SPRINGFIELD, Mo. – – Sitting mostly up the lower bowl and straightforwardly behind home plate at beautiful Hammons Field so he could intently watch Jack Flaherty’s recovery task Sunday, Cardinals leader of baseball activities John Mozeliak handled demands from a few fans who came up and requested signatures and photographs.


Quit worrying about that previous Cardinals All-Star Ryan Ludwick – – he of the 154 profession homers more than 12 MLB seasons – – was sitting adjacent to Mozeliak and was generally unbothered via signature and selfie-chasing fans.

Without a doubt, Mozeliak merited all of the recognition he was getting on a bright Sunday early evening time during the game between Double-A Springfield and Arkansas. While Cardinals fans all over Missouri and a few of the encompassing states clamored for Mozeliak to take action for genius Juan Soto, the Cardinals president disregarded the thunder.


All things being equal, he clung to the association’s pack of top possibilities – – to be specific 6-foot-5 slugger Jordan Walker, yet more on him later – – and managed for demonstrated left-handers Jordan Montgomery and José Quintana.

While those moves got generally a shoulder shrug at that point, Mozeliak seems to be a virtuoso now with the manner in which the two pitchers balanced out the beginning staff and lighted the Cardinals. After a disappointing 54-48 record at the hour of the MLB Trade Deadline, the Cardinals have gone 15-3 since with four series clears.

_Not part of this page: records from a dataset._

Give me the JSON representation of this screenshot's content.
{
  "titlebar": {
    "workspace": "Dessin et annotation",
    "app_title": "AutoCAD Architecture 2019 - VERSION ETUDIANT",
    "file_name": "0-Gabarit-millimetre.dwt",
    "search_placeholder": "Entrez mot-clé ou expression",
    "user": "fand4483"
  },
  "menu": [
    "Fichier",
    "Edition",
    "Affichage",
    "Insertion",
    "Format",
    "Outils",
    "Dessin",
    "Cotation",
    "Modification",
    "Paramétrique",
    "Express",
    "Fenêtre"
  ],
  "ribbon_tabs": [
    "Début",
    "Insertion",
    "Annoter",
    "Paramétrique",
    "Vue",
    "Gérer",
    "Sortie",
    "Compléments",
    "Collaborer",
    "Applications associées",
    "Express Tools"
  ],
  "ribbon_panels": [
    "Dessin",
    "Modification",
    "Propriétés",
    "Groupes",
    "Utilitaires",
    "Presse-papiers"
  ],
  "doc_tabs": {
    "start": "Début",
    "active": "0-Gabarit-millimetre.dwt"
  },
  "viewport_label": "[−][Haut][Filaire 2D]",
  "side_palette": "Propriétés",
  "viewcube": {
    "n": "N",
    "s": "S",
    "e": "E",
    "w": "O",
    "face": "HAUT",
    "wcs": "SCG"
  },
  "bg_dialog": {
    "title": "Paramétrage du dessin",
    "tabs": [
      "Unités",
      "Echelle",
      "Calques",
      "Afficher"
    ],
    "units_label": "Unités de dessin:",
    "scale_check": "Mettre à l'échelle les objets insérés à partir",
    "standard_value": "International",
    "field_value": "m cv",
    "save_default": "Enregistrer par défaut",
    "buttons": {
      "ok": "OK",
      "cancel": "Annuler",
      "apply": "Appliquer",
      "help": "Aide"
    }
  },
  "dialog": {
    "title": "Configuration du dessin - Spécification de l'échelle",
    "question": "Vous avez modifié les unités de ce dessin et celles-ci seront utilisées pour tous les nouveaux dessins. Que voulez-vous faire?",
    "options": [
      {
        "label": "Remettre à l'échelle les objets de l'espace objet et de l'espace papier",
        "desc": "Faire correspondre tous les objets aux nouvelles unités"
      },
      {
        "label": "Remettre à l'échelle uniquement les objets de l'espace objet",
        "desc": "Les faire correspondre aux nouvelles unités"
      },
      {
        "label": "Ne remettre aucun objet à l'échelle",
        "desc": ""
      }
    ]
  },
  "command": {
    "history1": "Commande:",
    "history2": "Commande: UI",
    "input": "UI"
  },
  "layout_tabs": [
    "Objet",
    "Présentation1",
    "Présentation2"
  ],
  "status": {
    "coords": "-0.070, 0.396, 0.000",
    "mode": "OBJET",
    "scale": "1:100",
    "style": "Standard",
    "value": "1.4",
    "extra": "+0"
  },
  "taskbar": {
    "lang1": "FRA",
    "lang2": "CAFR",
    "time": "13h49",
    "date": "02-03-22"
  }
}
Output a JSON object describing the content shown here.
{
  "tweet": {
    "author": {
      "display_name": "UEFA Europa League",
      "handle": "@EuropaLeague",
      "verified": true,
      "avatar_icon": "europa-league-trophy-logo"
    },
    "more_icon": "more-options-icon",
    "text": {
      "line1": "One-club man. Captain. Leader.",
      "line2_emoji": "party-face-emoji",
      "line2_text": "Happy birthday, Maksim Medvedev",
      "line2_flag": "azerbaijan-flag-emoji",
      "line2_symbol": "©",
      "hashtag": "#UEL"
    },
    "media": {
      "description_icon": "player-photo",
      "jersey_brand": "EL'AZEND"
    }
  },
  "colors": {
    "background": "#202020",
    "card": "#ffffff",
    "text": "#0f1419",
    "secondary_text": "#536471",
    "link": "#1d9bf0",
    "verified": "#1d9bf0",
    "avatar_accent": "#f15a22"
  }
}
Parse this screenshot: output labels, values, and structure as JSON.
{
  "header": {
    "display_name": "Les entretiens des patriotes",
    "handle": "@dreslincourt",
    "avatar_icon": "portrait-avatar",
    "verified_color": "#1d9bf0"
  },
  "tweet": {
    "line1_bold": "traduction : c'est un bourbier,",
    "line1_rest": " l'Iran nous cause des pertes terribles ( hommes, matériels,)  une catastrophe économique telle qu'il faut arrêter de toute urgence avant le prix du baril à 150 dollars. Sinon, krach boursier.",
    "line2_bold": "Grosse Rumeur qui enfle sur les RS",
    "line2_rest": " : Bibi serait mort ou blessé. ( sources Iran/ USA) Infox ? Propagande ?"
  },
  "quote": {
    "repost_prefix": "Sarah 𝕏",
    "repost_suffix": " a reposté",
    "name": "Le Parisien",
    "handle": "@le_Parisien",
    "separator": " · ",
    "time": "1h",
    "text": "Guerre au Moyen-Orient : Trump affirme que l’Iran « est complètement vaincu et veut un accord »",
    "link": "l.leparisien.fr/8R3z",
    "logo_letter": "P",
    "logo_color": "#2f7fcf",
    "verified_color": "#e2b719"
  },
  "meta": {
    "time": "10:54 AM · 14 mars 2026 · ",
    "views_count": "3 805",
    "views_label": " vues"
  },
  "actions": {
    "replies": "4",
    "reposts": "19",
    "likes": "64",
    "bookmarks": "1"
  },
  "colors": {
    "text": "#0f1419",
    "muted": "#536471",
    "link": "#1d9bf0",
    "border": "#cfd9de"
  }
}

Montgomery, a 6-foot-6 lefty with three or more grade pitches, is 3-0 with a 0.54 ERA over his initial three beginnings and 16 2/3 innings, while Quintana was 1-0 with a 2.65 ERA before Sunday’s clunker in Arizona.
The couple was a joined 4-0 with a 1.60 ERA in their initial 33 2/3 innings as Cardinals.
“Any time your starters allow you an opportunity to win,
it’s a prompt certainty help for your group,” Mozeliak said. “At the point when you add profundity and folks like [Montgomery and Quintana], your pivot gets more grounded, your warm up area gets more grounded and your group improves.”

While the offseason increases of Drew VerHagen, Aaron Brooks and Corey Dickerson were generally swing and misses, Mozeliak hit a homer by taking Albert Pujols back to St. Louis for the slugger’s 22nd and last season. From the hour of the marking during Spring Training in Jupiter, Mozeliak and Pujols demanded that the legend’s return had barely anything to do with wistfulness and on second thought “The Machine” was back since he actually brought a lot to the table.

That has validated as Pujols has done exactly what he was brought to St. Louis to do – – beat up lefties to the tune of a .388 normal, a shocking 1.205 OPS and nine grand slams to get him to 692 for his profession before Monday.”Instantly, when he joined our club, he brought a presence,” Mozeliak said. “Youthful players flourish around him, and he was a tutor and a mentor around some of them. Since he was named to the All-Star Game, he’s performing now at another level.
It shows you that he actually has significance in him, and it shows you he smells something now. What he’s doing is more than for records; it’s for winning.

“We are in general very satisfied with how it’s worked out,” Mozeliak added. “It’s like he has an enchanted touch on our ballclub. Few out of every odd incredible player closes their profession on a high note – – not very many, as a matter of fact. Also, that makes this season so extraordinary. His hard working attitude, assurance, and will to be a piece of this are unbelievable.”